Pourquoi ai-je plus faim les jours où je fais de l'exercice ?
L'exercice affecte les hormones de la faim, en particulier la ghreline et le peptide YY. Un exercice intense peut temporairement supprimer l'appétit, mais augmente souvent l'apport alimentaire global plus tard dans la journée. C'est une réponse physiologique normale, pas un manque de volonté. Enregistrer votre alimentation avec une application comme Nutrola vous aide à voir si votre consommation alimentaire après l'entraînement compense vos calories brûlées.
Puis-je prendre du muscle et perdre de la graisse en même temps ?
Oui, cela s'appelle la recomposition corporelle, et c'est plus réalisable chez les débutants, les personnes revenant à l'exercice après une pause et celles avec un pourcentage de graisse corporelle plus élevé. Cependant, la balance peut ne pas changer ou même augmenter pendant la recomposition, car le muscle est plus dense que la graisse. Suivre votre apport alimentaire avec une base de données vérifiée garantit que vous consommez suffisamment de protéines pour construire du muscle tout en maintenant le contrôle calorique nécessaire à la perte de graisse.
Combien de temps devrais-je attendre avant de juger si mon programme d'exercice fonctionne pour la perte de poids ?

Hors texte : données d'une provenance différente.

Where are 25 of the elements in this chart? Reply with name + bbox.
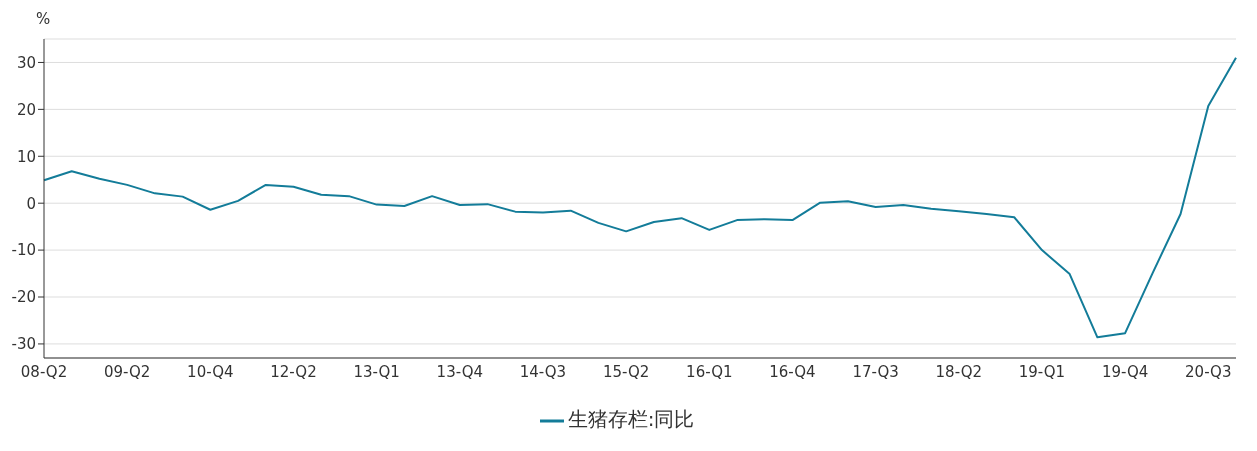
legend-label: 生猪存栏:同比 [567, 407, 695, 431]
y-tick-label: -10 [11, 241, 36, 260]
x-tick-label: 20-Q3 [1185, 362, 1232, 381]
y-tick-label: 30 [16, 53, 36, 72]
y-tick-label: -30 [11, 335, 36, 354]
x-tick-label: 12-Q2 [270, 362, 317, 381]
x-tick-label: 19-Q4 [1101, 362, 1149, 381]
y-tick-label: -20 [11, 288, 36, 307]
y-axis-title: % [36, 10, 51, 28]
x-tick-label: 10-Q4 [187, 362, 234, 381]
x-tick-label: 13-Q4 [436, 362, 484, 381]
x-tick-label: 13-Q1 [353, 362, 400, 381]
x-tick-label: 09-Q2 [103, 362, 151, 381]
x-tick-label: 17-Q3 [852, 362, 899, 381]
x-tick-label: 16-Q1 [686, 362, 733, 381]
x-tick-label: 15-Q2 [602, 362, 650, 381]
y-tick-label: 0 [26, 194, 36, 213]
y-tick-label: 10 [16, 147, 36, 166]
x-tick-label: 19-Q1 [1018, 362, 1066, 381]
x-tick-label: 18-Q2 [935, 362, 982, 381]
x-tick-label: 16-Q4 [769, 362, 816, 381]
x-tick-label: 08-Q2 [20, 362, 68, 381]
line-series [43, 56, 1237, 339]
x-tick-label: 14-Q3 [519, 362, 567, 381]
y-tick-label: 20 [16, 100, 36, 119]
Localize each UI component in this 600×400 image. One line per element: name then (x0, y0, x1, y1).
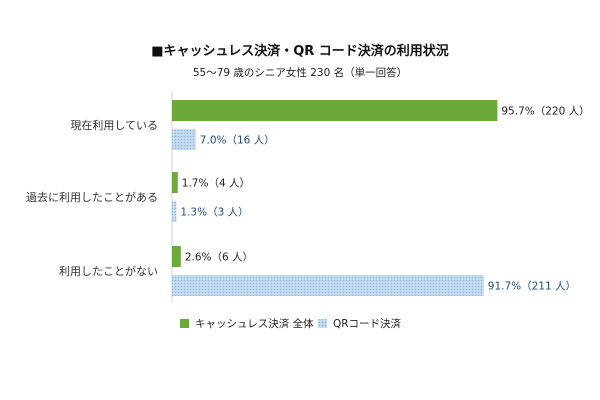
bar (172, 275, 484, 296)
chart-subtitle: 55～79 歳のシニア女性 230 名（単一回答） (193, 66, 407, 79)
bar (172, 100, 498, 121)
bar (172, 129, 196, 150)
data-label: 1.7%（4 人） (182, 178, 250, 190)
legend-swatch (180, 319, 189, 328)
data-label: 95.7%（220 人） (501, 106, 589, 118)
data-label: 2.6%（6 人） (185, 252, 253, 264)
data-label: 91.7%（211 人） (488, 281, 576, 293)
category-label: 現在利用している (70, 119, 158, 132)
bar (172, 201, 177, 222)
legend-label: QRコード決済 (333, 317, 402, 330)
bar (172, 246, 181, 267)
legend: キャッシュレス決済 全体 QRコード決済 (180, 317, 402, 330)
bars (172, 100, 498, 296)
legend-swatch (318, 319, 327, 328)
data-label: 1.3%（3 人） (180, 207, 248, 219)
bar (172, 172, 178, 193)
chart-title: ■キャッシュレス決済・QR コード決済の利用状況 (151, 43, 449, 59)
data-labels: 95.7%（220 人） 7.0%（16 人） 1.7%（4 人） 1.3%（3 人）… (180, 106, 589, 293)
data-label: 7.0%（16 人） (200, 135, 275, 147)
category-label: 過去に利用したことがある (26, 190, 158, 204)
legend-label: キャッシュレス決済 全体 (195, 317, 314, 330)
category-label: 利用したことがない (59, 264, 158, 278)
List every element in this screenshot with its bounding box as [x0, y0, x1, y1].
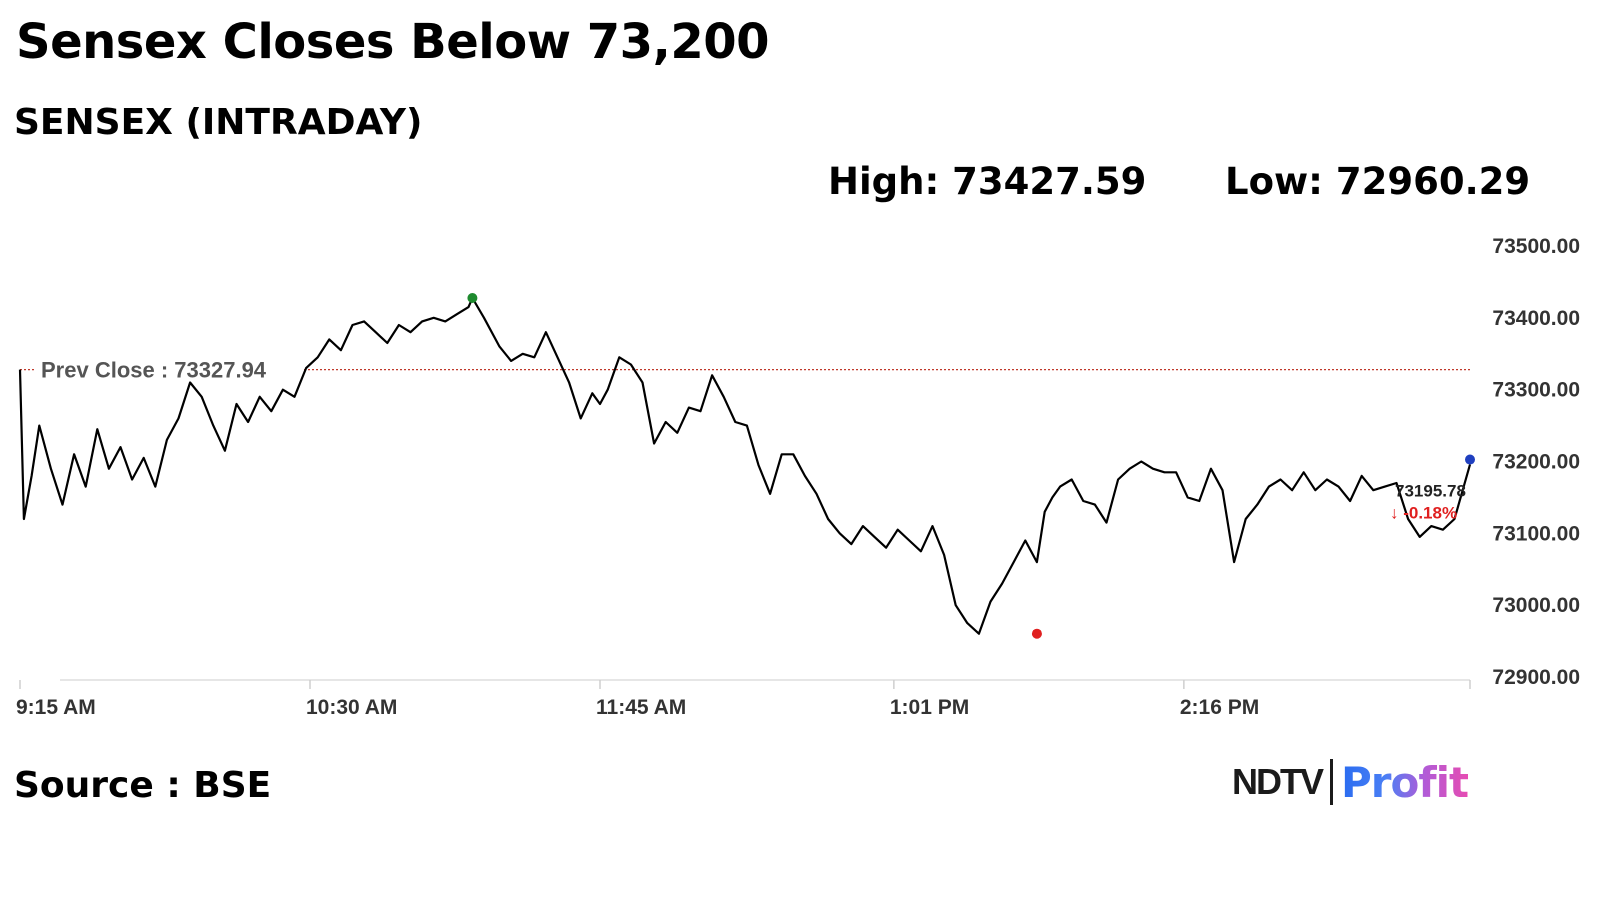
high-marker: [467, 293, 478, 304]
x-tick-label: 9:15 AM: [16, 696, 96, 719]
y-tick-label: 73500.00: [1492, 235, 1580, 258]
y-axis: 73500.00 73400.00 73300.00 73200.00 73100.00…: [1492, 235, 1580, 689]
low-label: Low:: [1225, 160, 1336, 203]
high-value: 73427.59: [952, 160, 1147, 203]
logo-profit-text: Profit: [1341, 757, 1469, 807]
y-tick-label: 73400.00: [1492, 307, 1580, 330]
prev-close-group: Prev Close : 73327.94: [20, 353, 1470, 383]
y-tick-label: 73300.00: [1492, 379, 1580, 402]
low-stat: Low: 72960.29: [1225, 160, 1530, 203]
x-tick-label: 1:01 PM: [890, 696, 969, 719]
x-tick-label: 11:45 AM: [596, 696, 686, 719]
change-label: ↓ -0.18%: [1390, 504, 1457, 523]
y-tick-label: 73000.00: [1492, 594, 1580, 617]
logo-divider: [1330, 759, 1333, 805]
chart-subtitle: SENSEX (INTRADAY): [14, 102, 423, 143]
source-note: Source : BSE: [14, 765, 272, 806]
last-marker: [1465, 454, 1475, 465]
prev-close-label-bg: [34, 353, 302, 382]
x-tick-label: 10:30 AM: [306, 696, 397, 719]
high-stat: High: 73427.59: [828, 160, 1146, 203]
ndtv-profit-logo: NDTV Profit: [1232, 756, 1469, 808]
y-tick-label: 72900.00: [1492, 666, 1580, 689]
low-marker: [1031, 628, 1042, 639]
low-value: 72960.29: [1335, 160, 1531, 203]
price-series-line: [18, 296, 1472, 635]
logo-ndtv-text: NDTV: [1232, 761, 1324, 802]
headline: Sensex Closes Below 73,200: [16, 14, 770, 70]
last-value-label: 73195.78: [1395, 482, 1466, 501]
x-tick-label: 2:16 PM: [1180, 696, 1259, 719]
y-tick-label: 73100.00: [1492, 522, 1580, 545]
markers: 73195.78 ↓ -0.18%: [467, 293, 1475, 639]
y-tick-label: 73200.00: [1492, 451, 1580, 474]
high-label: High:: [828, 160, 953, 203]
x-axis: 9:15 AM 10:30 AM 11:45 AM 1:01 PM 2:16 PM: [16, 679, 1471, 719]
prev-close-label: Prev Close : 73327.94: [41, 358, 267, 383]
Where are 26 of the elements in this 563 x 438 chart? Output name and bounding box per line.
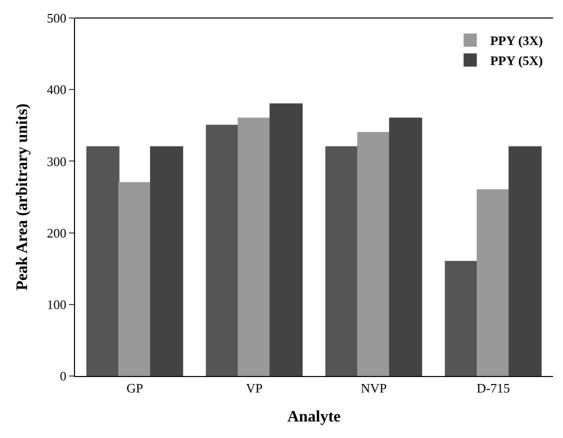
bar — [476, 189, 510, 376]
bar — [238, 118, 271, 376]
bar — [357, 132, 390, 376]
y-tick-label: 200 — [46, 225, 66, 240]
x-tick-label: NVP — [360, 380, 387, 396]
bar — [118, 182, 152, 376]
y-axis-title: Peak Area (arbitrary units) — [14, 104, 31, 290]
bar — [508, 146, 542, 376]
y-tick-label: 0 — [60, 368, 66, 384]
bar — [86, 146, 120, 376]
x-tick-label: VP — [246, 380, 263, 396]
bar — [325, 146, 358, 376]
x-axis-title: Analyte — [287, 408, 341, 426]
y-tick-label: 500 — [46, 10, 66, 26]
bar — [444, 260, 478, 376]
legend-label: PPY (3X) — [490, 33, 543, 48]
bar — [270, 103, 303, 376]
y-tick-label: 100 — [46, 296, 66, 312]
bar — [206, 124, 239, 376]
x-tick-label: D-715 — [476, 380, 510, 396]
bar — [389, 118, 422, 376]
x-tick-label: GP — [126, 380, 144, 396]
y-tick-label: 400 — [46, 82, 66, 98]
bar — [150, 146, 184, 376]
legend-label: PPY (5X) — [490, 53, 543, 68]
y-tick-label: 300 — [46, 154, 66, 169]
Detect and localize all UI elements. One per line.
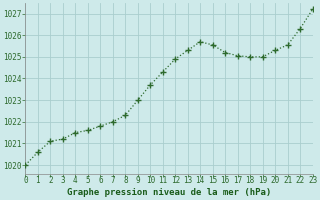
X-axis label: Graphe pression niveau de la mer (hPa): Graphe pression niveau de la mer (hPa) [67, 188, 271, 197]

Donnez à tout nouveau programme au moins 4 à 6 semaines avant d'évaluer. Les 1 à 2 premières semaines impliquent souvent une rétention d'eau due à l'inflammation musculaire, et le poids peut fluctuer de 2 à 5 livres uniquement à cause de l'eau. Suivez votre poids moyen hebdomadaire, vos mesures corporelles et la façon dont vos vêtements vous vont plutôt que de vous concentrer sur les lectures quotidiennes de la balance.